Uncle Pen was also instrumental in introducing the youngest Monroe child to the blues playing of Arnold Shultz and the banjo playing of Clarence Wilson.
After Bill Monroe’s father died in 1928, making him an orphan at 16 years of age, Bill Monroe lived with his uncle Pen and often played guitar back-up at the many square dances uncle Pen played.
He is immortalized in the very popular Monroe song Uncle Pen.
** John Monroe was the third child to ‘Buck’ and Malissa Monroe. He spent some years of his working life as miner. He also worked in Chicago before returning to Kentucky, where he died.
*** As a youngster Rudy Lyle was taught to play the banjo by Lawrence Wright, a banjoist who hailed from the Rocky Mountains. Then in his teens, he joined Uncle Joe Johnson’s band and appeared on WPAQ radio in Mount Airy, North Carolina.
A recording from the time when he was at WPAQ is featured on the Rounder compilation WPAQ: The Voice of the Blue Ridge Mountains, a collection of radio recordings done in the late 1940s.
After leaving the Blue Grass Boys in 1954, he worked with Jimmy Dean and later also with artists such as Roy Clark, Claude King, Patsy Cline, Cas Walker and Red Rector.
He also recorded a single, Brown Eyes Cryin Over Blue, for Starday Records. Lyle was a private air pilot and often flew self-built planes.
**** The Legend Lives On: A Tribute to Bill Monroe 2-CD set, 28 tracks
In April 1997 some of bluegrass music’s greatest names (including Ralph Stanley, Ricky Skaggs, the Del McCoury Band) gathered at the Ryman Auditorium in Nashville to remember Bill Monroe, the music he made, and the genre he all but single-handedly spawned.
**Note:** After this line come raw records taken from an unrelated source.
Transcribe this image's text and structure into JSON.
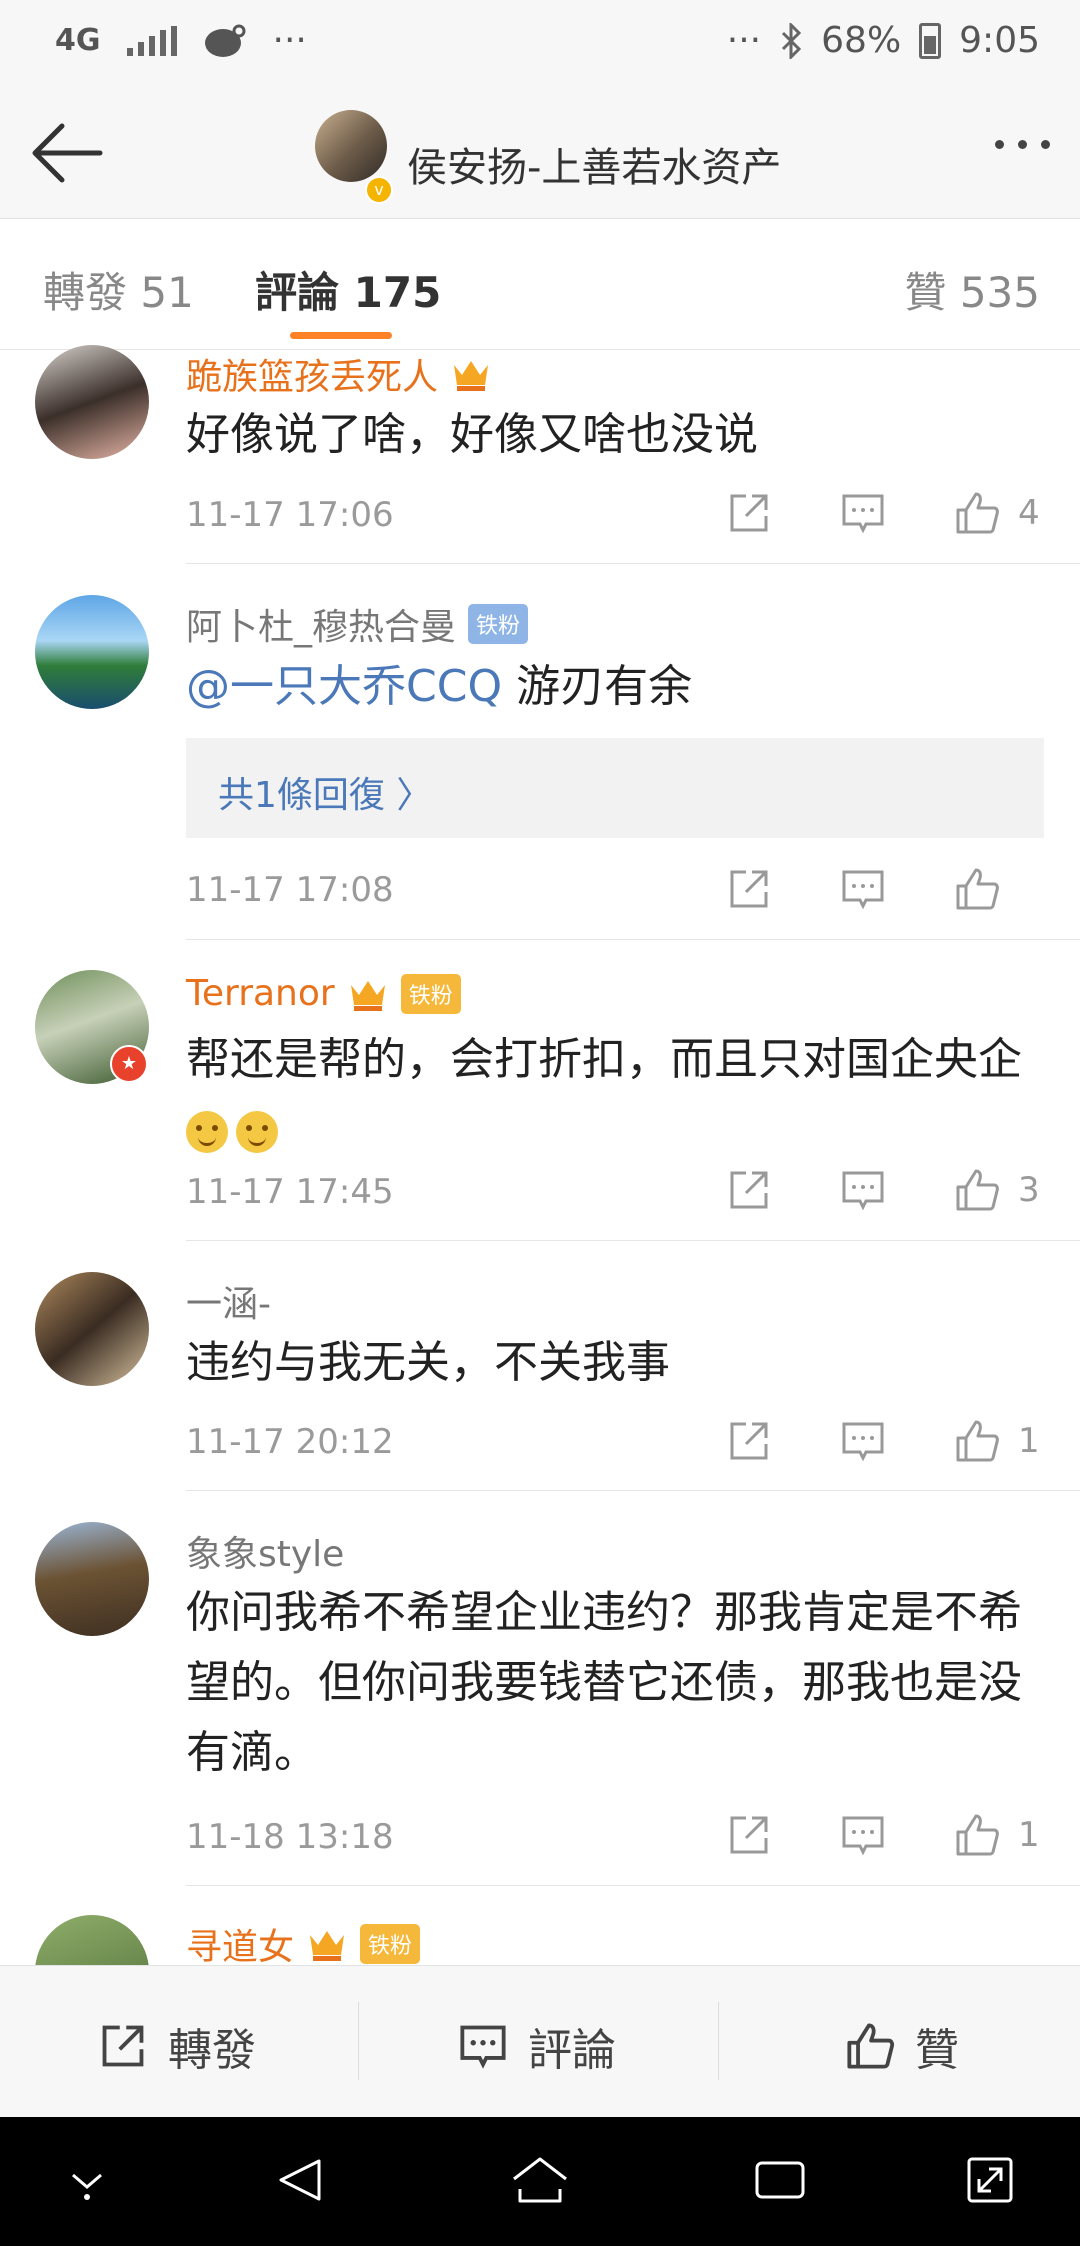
{
  "status_bar": {
    "network": "4G",
    "left_more": "···",
    "right_more": "···",
    "battery": "68%",
    "time": "9:05"
  },
  "header": {
    "title": "侯安扬-上善若水资产"
  },
  "tabs": [
    {
      "label": "轉發 51"
    },
    {
      "label": "評論 175"
    },
    {
      "label": "贊 535"
    }
  ],
  "comments": [
    {
      "name": "跪族篮孩丢死人",
      "text": "好像说了啥，好像又啥也没说",
      "time": "11-17 17:06",
      "likes": "4"
    },
    {
      "name": "阿卜杜_穆热合曼",
      "badge": "铁粉",
      "mention": "@一只大乔CCQ",
      "text": " 游刃有余",
      "reply": "共1條回復 〉",
      "time": "11-17 17:08",
      "likes": ""
    },
    {
      "name": "Terranor",
      "badge": "铁粉",
      "text": "帮还是帮的，会打折扣，而且只对国企央企",
      "time": "11-17 17:45",
      "likes": "3"
    },
    {
      "name": "一涵-",
      "text": "违约与我无关，不关我事",
      "time": "11-17 20:12",
      "likes": "1"
    },
    {
      "name": "象象style",
      "text": "你问我希不希望企业违约？那我肯定是不希望的。但你问我要钱替它还债，那我也是没有滴。",
      "time": "11-18 13:18",
      "likes": "1"
    },
    {
      "name": "寻道女",
      "badge": "铁粉"
    }
  ],
  "bottom_bar": {
    "forward": "轉發",
    "comment": "評論",
    "like": "贊"
  },
  "colors": {
    "accent": "#fd8225",
    "name_orange": "#e8711c",
    "link_blue": "#4a78b8"
  }
}
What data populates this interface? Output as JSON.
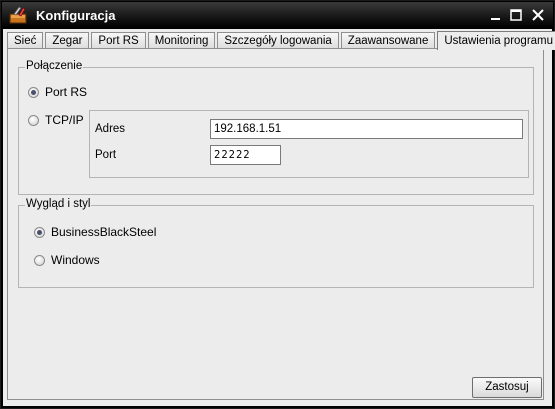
{
  "window": {
    "title": "Konfiguracja"
  },
  "tabs": [
    {
      "label": "Sieć",
      "active": false
    },
    {
      "label": "Zegar",
      "active": false
    },
    {
      "label": "Port RS",
      "active": false
    },
    {
      "label": "Monitoring",
      "active": false
    },
    {
      "label": "Szczegóły logowania",
      "active": false
    },
    {
      "label": "Zaawansowane",
      "active": false
    },
    {
      "label": "Ustawienia programu",
      "active": true
    }
  ],
  "connection": {
    "legend": "Połączenie",
    "options": [
      {
        "label": "Port RS",
        "selected": true
      },
      {
        "label": "TCP/IP",
        "selected": false
      }
    ],
    "address_label": "Adres",
    "address_value": "192.168.1.51",
    "port_label": "Port",
    "port_value": "22222"
  },
  "style": {
    "legend": "Wygląd i styl",
    "options": [
      {
        "label": "BusinessBlackSteel",
        "selected": true
      },
      {
        "label": "Windows",
        "selected": false
      }
    ]
  },
  "buttons": {
    "apply_label": "Zastosuj"
  },
  "colors": {
    "titlebar": "#151515",
    "client_bg": "#ececec",
    "radio_dot": "#4a4f6b"
  }
}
This double-CD set captures 28 songs performed live that evening, including such standouts as Skaggs’s renditions of Uncle Pen and Get Up John; Tim O’Brien’s impassioned Workin’ on a Building; the Del McCoury Band’s John Henry, where McCoury’s tenor is as tense and charged as a high-voltage wire; and Stanley’s Can’t You Hear Me Callin’, featuring vocal harmony so high and piercing it’ll make you shiver. The producers might have fared better paring the program down to one 14-song disc, since too many average moments dilute the impact. But the album retains a certain poignancy in two songs from the late John Hartford, one of which, Cross-Eyed Child, traces the pain of the disfigurement that led to Monroe’s mournful music, and in Marty Stuart’s version of the traditional Rabbit in the Log, a woeful reminder of the hardscrabble Southern upbringing that so many of Monroe’s contemporaries endured. This is not the ultimate tribute to the Father of Bluegrass, but it’s a gift anyway.
Track listing – Uncle Pen – Ricky Skaggs & Kentucky Thunder; Cross Eyed Child – John Hartford; John Henry – Del McCoury Band; Walkin’ to Jerusalem – Connie Smith & the Whites; Rawhide – Marty Stuart with Del McCoury Band; Can’t You Hear Me Callin’ – Ralph Stanley; Rose of Old Kentucky – Larry Sparks; Highway of Sorrow – Tim O’Brien; Wicked Path Of Sin – Jerry & Tammy Sullivan; Orange Blossom Special – Charlie Daniels; Rocky Road Blues – Jim & Jesse; Blue Eyed Darlin’ – The Bluegrass (sic) Boys; Blue Moon of Kentucky – James Monroe; Will the Circle Be Unbroken – All Artists; Rabbit in the Log – Marty Stuart; True Life Blues – Del McCoury Band; What Would You Give in Exchange – Larry Sparks, Ricky Skaggs & Kentucky Thunder; Used to Be – The Whites; Swing Low Sweet Chariot – Bill Carlisle; Rollin’ In My Sweet Baby’s Arms – Charlie Daniels; I Got a Letter – Ralph Stanley; In the Pines – The Bluegrass Boys; Workin’ on a Building – Tim O’Brien; I’ll Meet You in Church Sunday Morning – Jerry & Tammy Sullivan; Little Cabin on the Hill – John Hartford; Bean Blossom Memories – James Monroe; I’ll Fly Away – All Artists
***** In 1972 Pete Sayers left Nashville and returned to the UK and began the Grand Ole Opry (England), which staged country shows in the Kingsway Cinema in Newmarket. It became very popular and was on the touring schedule for visiting Americans including Bill Monroe and Marvin Rainwater.
Sayers became a significant act in his own right, hosting television shows, appearing at the International Country Music Festival at Wembley, London, and touring with George Hamilton IV.
For 30 years, Sayers was a member of the bluegrass group the Radio Cowboys, based in the Cambridge area, and he can be heard on their CD Riding the Airwaves (2004).